Multitasking is a mythical activity in which people believe they can perform two or more tasks simultaneously.*
As you’re reading this, are you doing something else at the same time? Maybe you’re trying to listen to a conversation between co-workers. You might think you’re doing both, but—and this may come as a surprise—you’re not. Scientists have learned that our brains don’t process more than one stream of information at a time.**
When you read, your brain absorbs the information it receives through the act of reading. But, when you try to read and listen to the neighboring conversation, your brain interrupts your concentration to drift over to the conversation for a few seconds. When that happens, you no longer comprehend the words on the page. The time “away” is so fleeting that you may not realize you’re not fully focused on the original task of reading, leading you to believe you’re multitasking.
Now, switch the situation to driving. Your brain is unable to process simultaneous activities, period. Do you still think you can multitask behind the wheel? Keep in mind that, during the time your mind wanders from focusing on driving to focusing on something else, you are now a distracted driver. Your vehicle may have traveled hundreds of feet and, depending on the duration of the distraction, you could wind up involved in something much more disastrous than just “unconscious” driving.
Whenever you head to the job site, you drive on behalf of the company.
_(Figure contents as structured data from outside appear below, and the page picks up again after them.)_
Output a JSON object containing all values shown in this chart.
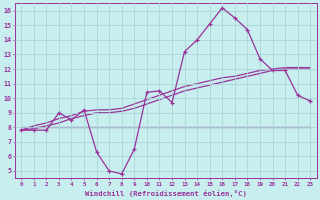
{
  "xlabel": "Windchill (Refroidissement éolien,°C)",
  "x_values": [
    0,
    1,
    2,
    3,
    4,
    5,
    6,
    7,
    8,
    9,
    10,
    11,
    12,
    13,
    14,
    15,
    16,
    17,
    18,
    19,
    20,
    21,
    22,
    23
  ],
  "line_main": [
    7.8,
    7.8,
    7.8,
    9.0,
    8.5,
    9.2,
    6.3,
    5.0,
    4.8,
    6.5,
    10.4,
    10.5,
    9.7,
    13.2,
    14.0,
    15.1,
    16.2,
    15.5,
    14.7,
    12.7,
    11.9,
    11.9,
    10.2,
    9.8
  ],
  "line_flat": [
    8.0,
    8.0,
    8.0,
    8.0,
    8.0,
    8.0,
    8.0,
    8.0,
    8.0,
    8.0,
    8.0,
    8.0,
    8.0,
    8.0,
    8.0,
    8.0,
    8.0,
    8.0,
    8.0,
    8.0,
    8.0,
    8.0,
    8.0,
    8.0
  ],
  "line_slope1": [
    7.8,
    7.9,
    8.1,
    8.3,
    8.6,
    8.8,
    9.0,
    9.0,
    9.1,
    9.3,
    9.6,
    9.9,
    10.2,
    10.5,
    10.7,
    10.9,
    11.1,
    11.3,
    11.5,
    11.7,
    11.9,
    12.0,
    12.0,
    12.0
  ],
  "line_slope2": [
    7.8,
    8.1,
    8.3,
    8.6,
    8.8,
    9.1,
    9.2,
    9.2,
    9.3,
    9.6,
    9.9,
    10.2,
    10.5,
    10.8,
    11.0,
    11.2,
    11.4,
    11.5,
    11.7,
    11.9,
    12.0,
    12.1,
    12.1,
    12.1
  ],
  "bg_color": "#c8eef0",
  "line_color": "#993399",
  "grid_color": "#a8d8d8",
  "ylim": [
    4.5,
    16.5
  ],
  "xlim": [
    -0.5,
    23.5
  ],
  "yticks": [
    5,
    6,
    7,
    8,
    9,
    10,
    11,
    12,
    13,
    14,
    15,
    16
  ],
  "xticks": [
    0,
    1,
    2,
    3,
    4,
    5,
    6,
    7,
    8,
    9,
    10,
    11,
    12,
    13,
    14,
    15,
    16,
    17,
    18,
    19,
    20,
    21,
    22,
    23
  ]
}
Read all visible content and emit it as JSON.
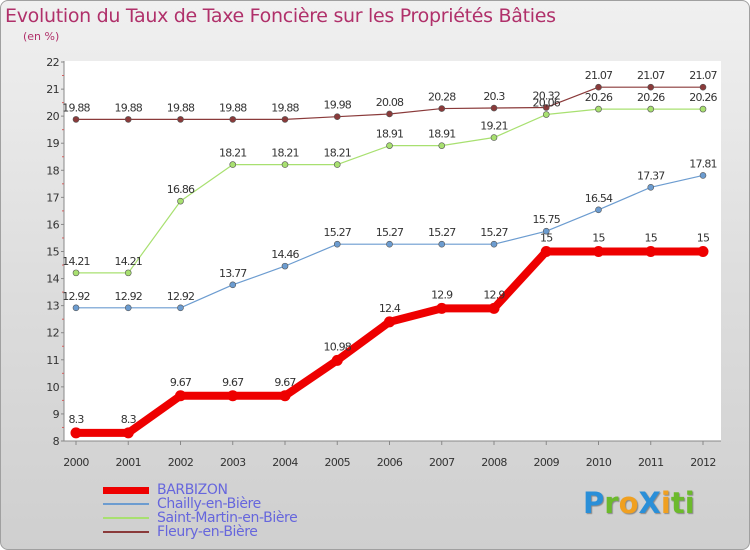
{
  "title": "Evolution du Taux de Taxe Foncière sur les Propriétés Bâties",
  "subtitle": "(en %)",
  "logo": {
    "text": "ProXiti",
    "letters": [
      {
        "ch": "P",
        "color": "#2a8fd8"
      },
      {
        "ch": "r",
        "color": "#6cba2c"
      },
      {
        "ch": "o",
        "color": "#f0a020"
      },
      {
        "ch": "X",
        "color": "#2a8fd8"
      },
      {
        "ch": "i",
        "color": "#f0a020"
      },
      {
        "ch": "t",
        "color": "#6cba2c"
      },
      {
        "ch": "i",
        "color": "#6cba2c"
      }
    ]
  },
  "chart_data": {
    "type": "line",
    "title": "Evolution du Taux de Taxe Foncière sur les Propriétés Bâties",
    "ylabel": "(en %)",
    "xlabel": "",
    "x": [
      "2000",
      "2001",
      "2002",
      "2003",
      "2004",
      "2005",
      "2006",
      "2007",
      "2008",
      "2009",
      "2010",
      "2011",
      "2012"
    ],
    "ylim": [
      8,
      22
    ],
    "yticks": [
      8,
      9,
      10,
      11,
      12,
      13,
      14,
      15,
      16,
      17,
      18,
      19,
      20,
      21,
      22
    ],
    "grid": false,
    "legend": "bottom-left",
    "series": [
      {
        "name": "BARBIZON",
        "color": "#ee0000",
        "width": 8,
        "values": [
          8.3,
          8.3,
          9.67,
          9.67,
          9.67,
          10.98,
          12.4,
          12.9,
          12.9,
          15,
          15,
          15,
          15
        ],
        "labels": [
          "8.3",
          "8.3",
          "9.67",
          "9.67",
          "9.67",
          "10.98",
          "12.4",
          "12.9",
          "12.9",
          "15",
          "15",
          "15",
          "15"
        ]
      },
      {
        "name": "Chailly-en-Bière",
        "color": "#6c9cd0",
        "width": 1.2,
        "values": [
          12.92,
          12.92,
          12.92,
          13.77,
          14.46,
          15.27,
          15.27,
          15.27,
          15.27,
          15.75,
          16.54,
          17.37,
          17.81
        ],
        "labels": [
          "12.92",
          "12.92",
          "12.92",
          "13.77",
          "14.46",
          "15.27",
          "15.27",
          "15.27",
          "15.27",
          "15.75",
          "16.54",
          "17.37",
          "17.81"
        ]
      },
      {
        "name": "Saint-Martin-en-Bière",
        "color": "#a8e070",
        "width": 1.2,
        "values": [
          14.21,
          14.21,
          16.86,
          18.21,
          18.21,
          18.21,
          18.91,
          18.91,
          19.21,
          20.06,
          20.26,
          20.26,
          20.26
        ],
        "labels": [
          "14.21",
          "14.21",
          "16.86",
          "18.21",
          "18.21",
          "18.21",
          "18.91",
          "18.91",
          "19.21",
          "20.06",
          "20.26",
          "20.26",
          "20.26"
        ]
      },
      {
        "name": "Fleury-en-Bière",
        "color": "#8a3a3a",
        "width": 1.2,
        "values": [
          19.88,
          19.88,
          19.88,
          19.88,
          19.88,
          19.98,
          20.08,
          20.28,
          20.3,
          20.32,
          21.07,
          21.07,
          21.07
        ],
        "labels": [
          "19.88",
          "19.88",
          "19.88",
          "19.88",
          "19.88",
          "19.98",
          "20.08",
          "20.28",
          "20.3",
          "20.32",
          "21.07",
          "21.07",
          "21.07"
        ]
      }
    ]
  }
}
That means you have the added responsibility of not only protecting everyone else who shares the road with you, but protecting your company as well. Before you get behind the wheel, understand the gravity of distracted driving, and what it could mean to you, your employer—and possibly your job.
First, know the three kinds of distractions. Then devise ways to avoid them.
- Visual – anything that takes your eyes off the road. This includes things both inside and outside the car.
- Manual – anything that takes your hands off the wheel. Two hands are much better than one for keeping control and making corrective maneuvers.
- Cognitive – anything that takes your mind off driving. This is known as inattentive blindness. It’s often what happens when you drive somewhere and don’t remember the drive itself.
As much as we’d all like to believe we can multitask, our brains simply will not let us do so effectively. Being distracted while reading is relatively harmless; being distracted while driving is not. When you’re focused on driving, it could help you avoid the guy in the next lane who isn’t.